The Day Is Made of Light


The Day is Made of Light is a collaborative project between the poet LaWanda Walters and myself. Our work together began with a connection about light and shadow. As a photographer, light is essential to my craft and as a poet the attention to illumination in both literal and metaphorical ways runs throughout LaWanda’s work. The Day Is Made of Light comes from a mutual respect and understanding of all the ways the light allows us to notice. It is not something we can take the credit for; it is a gift we can receive if we are paying attention.

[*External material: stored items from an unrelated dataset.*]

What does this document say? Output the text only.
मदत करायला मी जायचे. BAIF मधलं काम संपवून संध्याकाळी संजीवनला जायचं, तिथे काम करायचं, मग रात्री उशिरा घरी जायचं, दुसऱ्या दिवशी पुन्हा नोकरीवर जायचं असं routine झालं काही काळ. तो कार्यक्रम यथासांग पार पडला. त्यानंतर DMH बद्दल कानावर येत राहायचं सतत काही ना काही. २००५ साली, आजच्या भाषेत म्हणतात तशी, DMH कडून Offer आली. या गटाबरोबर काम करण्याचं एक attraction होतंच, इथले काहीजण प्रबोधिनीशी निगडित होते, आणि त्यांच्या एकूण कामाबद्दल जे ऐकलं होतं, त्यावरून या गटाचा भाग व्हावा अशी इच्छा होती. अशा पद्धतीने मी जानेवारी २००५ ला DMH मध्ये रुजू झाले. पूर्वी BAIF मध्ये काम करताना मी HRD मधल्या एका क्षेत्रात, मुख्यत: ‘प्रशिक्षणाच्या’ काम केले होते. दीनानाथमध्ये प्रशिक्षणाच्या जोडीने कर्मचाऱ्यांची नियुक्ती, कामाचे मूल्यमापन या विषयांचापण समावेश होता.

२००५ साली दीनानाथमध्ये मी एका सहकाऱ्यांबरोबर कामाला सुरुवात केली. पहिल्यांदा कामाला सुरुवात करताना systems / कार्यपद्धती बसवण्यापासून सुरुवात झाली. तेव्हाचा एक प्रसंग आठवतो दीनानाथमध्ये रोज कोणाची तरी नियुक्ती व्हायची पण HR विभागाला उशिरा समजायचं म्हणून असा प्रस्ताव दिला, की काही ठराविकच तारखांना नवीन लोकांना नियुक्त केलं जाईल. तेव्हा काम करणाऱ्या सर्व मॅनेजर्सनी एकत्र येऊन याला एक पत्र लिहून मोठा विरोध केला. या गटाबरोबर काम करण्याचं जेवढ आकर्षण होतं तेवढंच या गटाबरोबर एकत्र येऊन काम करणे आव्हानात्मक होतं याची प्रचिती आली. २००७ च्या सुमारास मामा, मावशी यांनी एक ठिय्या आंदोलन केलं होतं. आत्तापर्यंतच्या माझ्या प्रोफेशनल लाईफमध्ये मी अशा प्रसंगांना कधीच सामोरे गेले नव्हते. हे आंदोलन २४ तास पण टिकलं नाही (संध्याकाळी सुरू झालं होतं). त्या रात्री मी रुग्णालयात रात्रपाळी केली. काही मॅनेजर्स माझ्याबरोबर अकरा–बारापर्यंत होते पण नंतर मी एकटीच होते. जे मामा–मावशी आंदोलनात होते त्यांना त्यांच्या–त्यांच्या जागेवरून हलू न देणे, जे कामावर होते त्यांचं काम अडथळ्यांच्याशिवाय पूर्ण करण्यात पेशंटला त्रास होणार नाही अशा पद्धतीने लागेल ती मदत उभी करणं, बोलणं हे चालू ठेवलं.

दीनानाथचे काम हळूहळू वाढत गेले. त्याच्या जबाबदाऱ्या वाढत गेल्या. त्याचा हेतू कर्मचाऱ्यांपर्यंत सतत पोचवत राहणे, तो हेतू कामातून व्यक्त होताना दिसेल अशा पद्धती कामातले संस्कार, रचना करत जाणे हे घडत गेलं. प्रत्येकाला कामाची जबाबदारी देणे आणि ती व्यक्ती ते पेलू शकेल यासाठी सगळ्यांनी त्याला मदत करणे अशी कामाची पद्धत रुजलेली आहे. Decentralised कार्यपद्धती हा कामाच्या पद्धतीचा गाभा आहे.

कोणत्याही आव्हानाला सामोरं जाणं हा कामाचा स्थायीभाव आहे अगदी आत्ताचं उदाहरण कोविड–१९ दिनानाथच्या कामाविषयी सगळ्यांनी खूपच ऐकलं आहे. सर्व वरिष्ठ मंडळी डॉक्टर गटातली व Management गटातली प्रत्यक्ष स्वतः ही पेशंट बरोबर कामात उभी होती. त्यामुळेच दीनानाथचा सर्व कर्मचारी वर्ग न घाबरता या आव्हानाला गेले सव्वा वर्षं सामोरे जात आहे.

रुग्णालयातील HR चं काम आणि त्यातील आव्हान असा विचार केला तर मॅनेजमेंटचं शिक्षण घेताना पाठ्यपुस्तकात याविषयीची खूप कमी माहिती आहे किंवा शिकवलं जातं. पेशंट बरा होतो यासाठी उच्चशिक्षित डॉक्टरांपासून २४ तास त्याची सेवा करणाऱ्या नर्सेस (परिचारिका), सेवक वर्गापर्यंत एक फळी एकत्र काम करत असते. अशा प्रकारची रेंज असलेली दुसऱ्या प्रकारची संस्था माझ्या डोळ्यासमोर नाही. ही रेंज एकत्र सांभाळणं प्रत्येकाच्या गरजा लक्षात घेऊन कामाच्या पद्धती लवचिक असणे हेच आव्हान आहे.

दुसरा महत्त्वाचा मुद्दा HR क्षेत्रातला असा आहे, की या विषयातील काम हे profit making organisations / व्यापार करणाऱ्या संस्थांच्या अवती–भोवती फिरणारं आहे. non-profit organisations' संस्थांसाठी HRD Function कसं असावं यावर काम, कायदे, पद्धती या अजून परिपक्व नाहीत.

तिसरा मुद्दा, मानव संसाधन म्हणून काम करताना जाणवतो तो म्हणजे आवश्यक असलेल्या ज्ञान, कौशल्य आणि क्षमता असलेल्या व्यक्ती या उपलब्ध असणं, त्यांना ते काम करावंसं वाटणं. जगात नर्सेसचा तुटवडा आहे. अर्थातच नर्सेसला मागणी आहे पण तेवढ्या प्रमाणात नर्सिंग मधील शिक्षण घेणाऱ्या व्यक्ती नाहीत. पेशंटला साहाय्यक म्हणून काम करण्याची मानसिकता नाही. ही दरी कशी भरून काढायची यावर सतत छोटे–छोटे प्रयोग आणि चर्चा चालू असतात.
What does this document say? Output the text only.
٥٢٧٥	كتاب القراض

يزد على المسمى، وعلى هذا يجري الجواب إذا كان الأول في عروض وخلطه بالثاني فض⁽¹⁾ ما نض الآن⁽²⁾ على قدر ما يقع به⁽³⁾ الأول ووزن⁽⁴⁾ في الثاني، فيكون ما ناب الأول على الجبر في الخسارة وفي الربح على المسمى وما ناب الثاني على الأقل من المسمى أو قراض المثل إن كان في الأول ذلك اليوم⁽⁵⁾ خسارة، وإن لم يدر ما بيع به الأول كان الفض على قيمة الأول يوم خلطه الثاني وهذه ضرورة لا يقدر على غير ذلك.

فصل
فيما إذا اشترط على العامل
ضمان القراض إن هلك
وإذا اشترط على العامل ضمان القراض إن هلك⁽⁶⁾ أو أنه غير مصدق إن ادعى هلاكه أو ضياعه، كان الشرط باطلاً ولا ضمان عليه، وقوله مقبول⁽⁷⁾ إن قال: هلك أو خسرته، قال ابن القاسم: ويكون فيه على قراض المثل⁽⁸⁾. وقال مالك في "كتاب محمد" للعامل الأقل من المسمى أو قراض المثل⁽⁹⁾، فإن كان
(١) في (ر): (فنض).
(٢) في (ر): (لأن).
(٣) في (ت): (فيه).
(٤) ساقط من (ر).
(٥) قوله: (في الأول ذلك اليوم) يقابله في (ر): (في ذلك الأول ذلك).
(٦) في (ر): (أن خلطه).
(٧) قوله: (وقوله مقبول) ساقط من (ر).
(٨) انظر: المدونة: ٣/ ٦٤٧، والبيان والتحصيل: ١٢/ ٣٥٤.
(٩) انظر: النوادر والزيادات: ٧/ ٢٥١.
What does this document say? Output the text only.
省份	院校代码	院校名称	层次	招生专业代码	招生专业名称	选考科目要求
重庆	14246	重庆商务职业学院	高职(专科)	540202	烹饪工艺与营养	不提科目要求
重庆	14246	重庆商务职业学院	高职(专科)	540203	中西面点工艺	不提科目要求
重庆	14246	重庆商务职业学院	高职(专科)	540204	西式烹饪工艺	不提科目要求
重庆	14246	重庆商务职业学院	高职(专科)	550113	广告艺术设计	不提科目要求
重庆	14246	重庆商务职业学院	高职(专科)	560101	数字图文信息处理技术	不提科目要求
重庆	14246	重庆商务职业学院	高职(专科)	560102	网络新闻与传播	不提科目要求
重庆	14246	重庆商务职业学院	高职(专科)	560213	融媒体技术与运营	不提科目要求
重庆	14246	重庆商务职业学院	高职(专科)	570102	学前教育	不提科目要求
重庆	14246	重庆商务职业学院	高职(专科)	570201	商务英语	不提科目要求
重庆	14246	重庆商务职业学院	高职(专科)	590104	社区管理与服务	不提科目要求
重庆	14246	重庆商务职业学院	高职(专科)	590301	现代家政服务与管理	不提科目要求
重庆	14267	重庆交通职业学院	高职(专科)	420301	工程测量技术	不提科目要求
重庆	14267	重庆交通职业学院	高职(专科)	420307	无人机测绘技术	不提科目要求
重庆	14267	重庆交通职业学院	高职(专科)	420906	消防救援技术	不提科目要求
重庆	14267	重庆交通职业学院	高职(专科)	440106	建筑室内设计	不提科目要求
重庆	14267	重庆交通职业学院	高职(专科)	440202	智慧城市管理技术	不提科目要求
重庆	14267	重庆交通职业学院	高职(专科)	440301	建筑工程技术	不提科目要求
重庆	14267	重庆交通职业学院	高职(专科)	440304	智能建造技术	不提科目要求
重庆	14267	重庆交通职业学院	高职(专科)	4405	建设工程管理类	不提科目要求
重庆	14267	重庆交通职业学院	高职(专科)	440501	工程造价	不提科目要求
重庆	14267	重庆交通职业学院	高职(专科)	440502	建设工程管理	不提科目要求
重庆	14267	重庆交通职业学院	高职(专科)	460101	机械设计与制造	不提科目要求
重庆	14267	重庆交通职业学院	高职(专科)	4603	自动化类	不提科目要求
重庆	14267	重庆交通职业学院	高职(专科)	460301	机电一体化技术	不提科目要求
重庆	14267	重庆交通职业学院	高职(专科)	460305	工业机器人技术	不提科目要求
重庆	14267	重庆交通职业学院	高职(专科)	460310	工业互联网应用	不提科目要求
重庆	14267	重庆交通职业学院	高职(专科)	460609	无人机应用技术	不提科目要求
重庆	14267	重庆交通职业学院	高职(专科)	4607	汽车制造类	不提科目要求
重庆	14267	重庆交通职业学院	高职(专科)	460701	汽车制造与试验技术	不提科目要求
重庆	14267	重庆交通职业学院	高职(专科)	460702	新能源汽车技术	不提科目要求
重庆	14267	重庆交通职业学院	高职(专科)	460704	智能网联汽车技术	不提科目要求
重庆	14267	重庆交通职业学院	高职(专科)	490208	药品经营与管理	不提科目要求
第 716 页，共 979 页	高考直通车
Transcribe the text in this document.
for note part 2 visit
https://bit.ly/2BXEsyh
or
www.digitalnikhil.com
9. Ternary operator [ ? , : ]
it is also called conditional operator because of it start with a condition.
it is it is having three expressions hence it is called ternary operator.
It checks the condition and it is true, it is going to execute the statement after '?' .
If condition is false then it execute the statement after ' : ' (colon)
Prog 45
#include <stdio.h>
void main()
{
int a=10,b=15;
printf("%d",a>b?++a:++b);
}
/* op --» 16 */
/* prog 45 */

The Day Is Made of Light is also about transformation and the way we understand, and build meaning, in the things we see. The photographs and text both hang, suspended from the wall. The light passes through the paper and casts shadows where the threads appear. I think of it, when it moves, as the light coming through the leaves of a tree, flickering and dancing. The suspended text invites the viewer to touch, to push aside to reveal the photograph, or to collect in the palm of the hand to consider the words. Perhaps it will all get a little mixed up, and that’s okay, too. “The light shows us what we get to notice”, and this work may draw awareness to one’s sense of looking, of exploring, and seeing the world around us.
The Day Is Made of Light – Poem by LaWanda Walters
The day is made of light—
a photographic, silver-plated proof
of mornings, afternoons, the view
through a screen porch, cropped
in places that throw us off balance.
This monochrome view, like the black
and white keys of a piano’s chromatic scale,
shows more than color. There is no red wheelbarrow
here—perhaps a green water hose that appears
in a tone somewhere between black and white—
but here is William Carlos Williams’ poem
of how images work:
so much depends
upon
a red wheel
barrow
glazed with rain
water
beside the white
chickens
This shows how line breaks matter,
how the white margins of a page will frame
“glazed with rain”
and “barrow”
as if the words were photographs.
And so the line of the garden hose, unbroken,
has its own song as it curves and writhes
upon the grass—coiled although it is not a snake.
So much depends
on what we make of it.
The hose coils like a snake because
we have seen snakes coil in the movies—
or closer—but in this case the hose’s loose coils
stay curved because they’ve been shaped
by water, under pressure in the tube, making it seem
to writhe and coil. Water pressure makes
an unvenomous garden hose move
like Dickinson’s “narrow Fellow in the Grass.”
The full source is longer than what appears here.